I am not an imagej-ops expert by any means but here are my 2 cents: The culprit is probably AbstractStatsOp.createOutput
: It always creates a DoubleType
. IterableMax
could override createOutput
, e.g. something like this:
@Override
public T createOutput( final Iterable< T > input )
{
return input.iterator().next().createVariable();
}
The problem here is that this will throw an exception if input
has zero elements.
I just created a branch that implements @hanslovsky solution. If people think this is an acceptable solution I could also modify the min, and median op and open a pull request for review.
@bnorthan wrote:
I could also modify the min, and median op
Only the min
and max
ops should be changed accordingly. For the median, it makes sense to return a different output type, as the median can be e.g. 1.5
for [1, 2]
.
This is in line with the method signatures in the StatsNamespace
:
<T extends RealType<T>>T | max(Iterable<T> in)

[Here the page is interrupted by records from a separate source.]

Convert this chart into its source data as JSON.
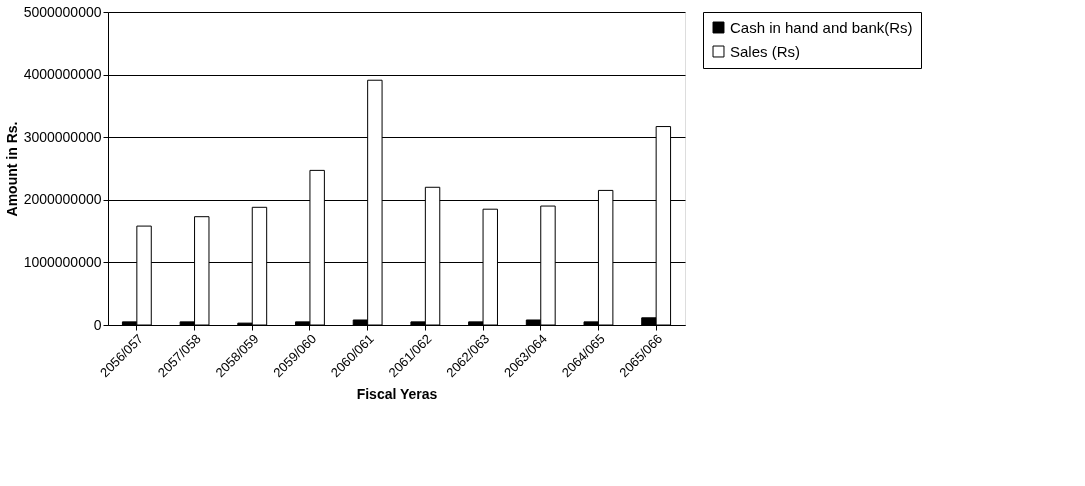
{
  "chart_data": {
    "type": "bar",
    "xlabel": "Fiscal Yeras",
    "ylabel": "Amount in Rs.",
    "categories": [
      "2056/057",
      "2057/058",
      "2058/059",
      "2059/060",
      "2060/061",
      "2061/062",
      "2062/063",
      "2063/064",
      "2064/065",
      "2065/066"
    ],
    "series": [
      {
        "name": "Cash in hand and bank(Rs)",
        "color": "#000000",
        "values": [
          50000000,
          50000000,
          30000000,
          50000000,
          80000000,
          50000000,
          50000000,
          80000000,
          50000000,
          115000000
        ]
      },
      {
        "name": "Sales (Rs)",
        "color": "#ffffff",
        "values": [
          1580000000,
          1730000000,
          1880000000,
          2470000000,
          3910000000,
          2200000000,
          1850000000,
          1900000000,
          2150000000,
          3170000000
        ]
      }
    ],
    "ylim": [
      0,
      5000000000
    ],
    "yticks": [
      0,
      1000000000,
      2000000000,
      3000000000,
      4000000000,
      5000000000
    ],
    "grid": "y",
    "legend": "right"
  }
}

<T extends RealType<T>>T | max(T out, Iterable<T> in)
<T extends RealType<T>,O extends RealType<O>>O | mean(Iterable<T> in)
<T extends RealType<T>,O extends RealType<O>>O | mean(O out, Iterable<T> in)
<T extends RealType<T>,O extends RealType<O>>O | median(Iterable<T> in)
<T extends RealType<T>,O extends RealType<O>>O | median(O out, Iterable<T> in)
<T extends RealType<T>>T | min(Iterable<T> in)
<T extends RealType<T>>T | min(T out, Iterable<T> in)
Good point @hanslovsky. I just opened pull request #560.
Just to make sure that I am not taking away someone else's credit: I am sure @bnorthan meant to mention @imagejan
@imagejan Shouldn't the signature of
<T extends RealType<T>,O extends RealType<O>>O median(Iterable<T> in)
be
<T extends RealType<T>> DoubleType median(Iterable<T> in)
instead? After all, we always return DoubleType
, no?
Same for mean
.
Yes I meant @imagejan. Thanks @imagejan.
Thanks to both of you for working on this! 😄
After all, we always return
DoubleType
, no?
The namespace defines the contract, and there could possibly be ops implementations in the future that return a RealType
other than DoubleType
that better fits to the given input type, right?